El pequeño recordó la tarde en que la abuela le había hablado del corazón caliente del mundo, de los volcanes, de los terremotos. Ella había hecho un dibujo sobre el suelo de la cabaña, porque desde hacía tiempo ya no tenían pergaminos, y le había mostrado cómo el corazón caliente del mundo calentaba los volcanes. Con una vela había calentado un frasquito medio lleno de agua y le había enseñado cómo el calor hacía saltar el tapón de madera con un pequeño plop y un soplo de humo. Él se había reventado de la risa, y la abuela también se había reído. Luego había sacado tres nueces que tenía reservadas para las grandes ocasiones y había dicho que siempre que se ríe es una gran ocasión. Había sido una buena idea porque después ya no había habido más nueces. De todas maneras, la abuela nunca más se había vuelto a reír, y por lo tanto ya no había habido nada más para celebrar.

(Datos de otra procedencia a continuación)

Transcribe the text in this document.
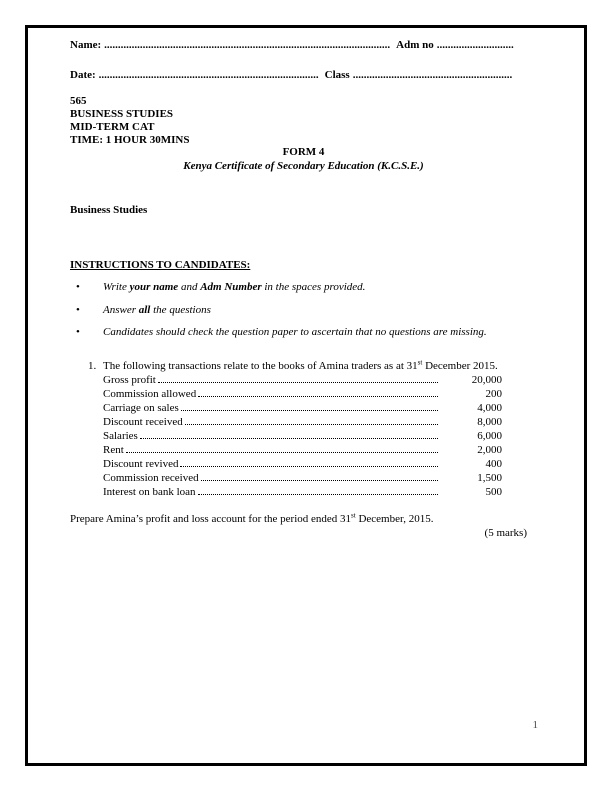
Name: ........................................................................................................ Adm no ............................
Date: ................................................................................ Class ..........................................................
565
BUSINESS STUDIES
MID-TERM CAT
TIME: 1 HOUR 30MINS
FORM 4
Kenya Certificate of Secondary Education (K.C.S.E.)
Business Studies
INSTRUCTIONS TO CANDIDATES:
• Write your name and Adm Number in the spaces provided.
• Answer all the questions
• Candidates should check the question paper to ascertain that no questions are missing.
1. The following transactions relate to the books of Amina traders as at 31st December 2015.
Gross profit	20,000
Commission allowed	200
Carriage on sales	4,000
Discount received	8,000
Salaries	6,000
Rent	2,000
Discount revived	400
Commission received	1,500
Interest on bank loan	500
Prepare Amina’s profit and loss account for the period ended 31st December, 2015.
(5 marks)
1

El pequeño se despertó de sus recuerdos y miró la columna de vapor que tenía enfrente.

Sabía lo que era: un pozo profundo que comunicaba con el corazón caliente del mundo, el centro de la Tierra, donde aún ardía el antiguo fuego que había originado la vida. No un volcán de lava y cristales. Un volcán de humo. Antiguos humos sumergidos que encuentran el calor y se convierten en vapor que sube y sube hasta que sale de la Tierra como el penacho de una nube. ¡Por eso siempre había una enorme nube sobre la montaña! Nacía del monte. Más bien, del centro de la Tierra y sólo pasaba a través del monte. Luego el vapor alcanzaba el cielo y allí se liberaba extendiéndose hasta borrar las estrellas. Nubes. Y todavía más y más y más nubes. Las estrellas borradas durante años. Nubes y más nubes. Lluvia y más lluvia.

—Esto es un volcán, ¿verdad? —El pequeño elfo parecía haber recuperado el habla de repente—. Un volcán de humo. El humo llega del centro de la Tierra, sale de aquí, sube y oscurece el cielo, luego se convierte en nube y ésta se convierte en lluvia. —Miró a los otros. Su rostro estaba radiante: ahora lo sabía—. ¡Eso explica por qué hay tanta oscuridad y lluvia! —explicó alegre—. Bastaría con mover esa enorme piedra que hay allí y tapar el hueco, y todo volvería a ser como antes. Sol y lluvia alternándose. No más barro. Además esta piedra parece inc… ¿cómo se dice?, ah, sí, encajar en el cráter. Tiene salientes y entrantes que se corresponden. —El pequeño continuó observando, girando en torno al enorme cráter y la enorme roca—. Oye, se corresponden exactamente. ¡Hasta las vetas de la roca se corresponden! —El pequeño se quedó sin palabras. El interés científico fue sustituido por la indignación—. ¡Esta roca estaba aquí para tapar el cráter antes, y tú la moviste! —le dijo al dragón—. ¡Tú abriste el volcán! —Ahora el tono del pequeño elfo era de verdadera indignación—. ¿Cómo pudiste hacer algo tan estúpido? ¡Algo que ha costado años de barro y lluvia! ¡Que está costando años de pantano y lluvia!

—Otro que asistió a la escuela de diplomacia —murmuró Monser—. Apartaos de sus fauces —les dijo a los otros dos—. ¿Es que no entendéis que si escupe acabaremos todos asados a la brasa?

Pero el dragón no parecía tener intenciones de exterminarlos. Evidentemente, los dragones son terribles sólo cuando son jóvenes, y éste parecía viejísimo. Viejísimo, cansadísimo, desesperado. Empezó nuevamente a gemir y a lamentarse; algunas estalactitas temblaron peligrosamente. El perro comenzó a aullar tratando de consolarlo.

La mujer permaneció tranquila. Se acercó al dragón y se atrevió incluso a acariciarle una pata.

—No es nada, no es nada, ahora lo arreglamos todo. No tengas miedo. Pero debes explicárnoslo bien o no entenderemos nada. Explícanoslo todo desde el principio.

Los sollozos comenzaron a atenuarse. Las estalactitas dejaron de oscilar. El dragón gimoteó todavía un poco y luego comenzó su historia.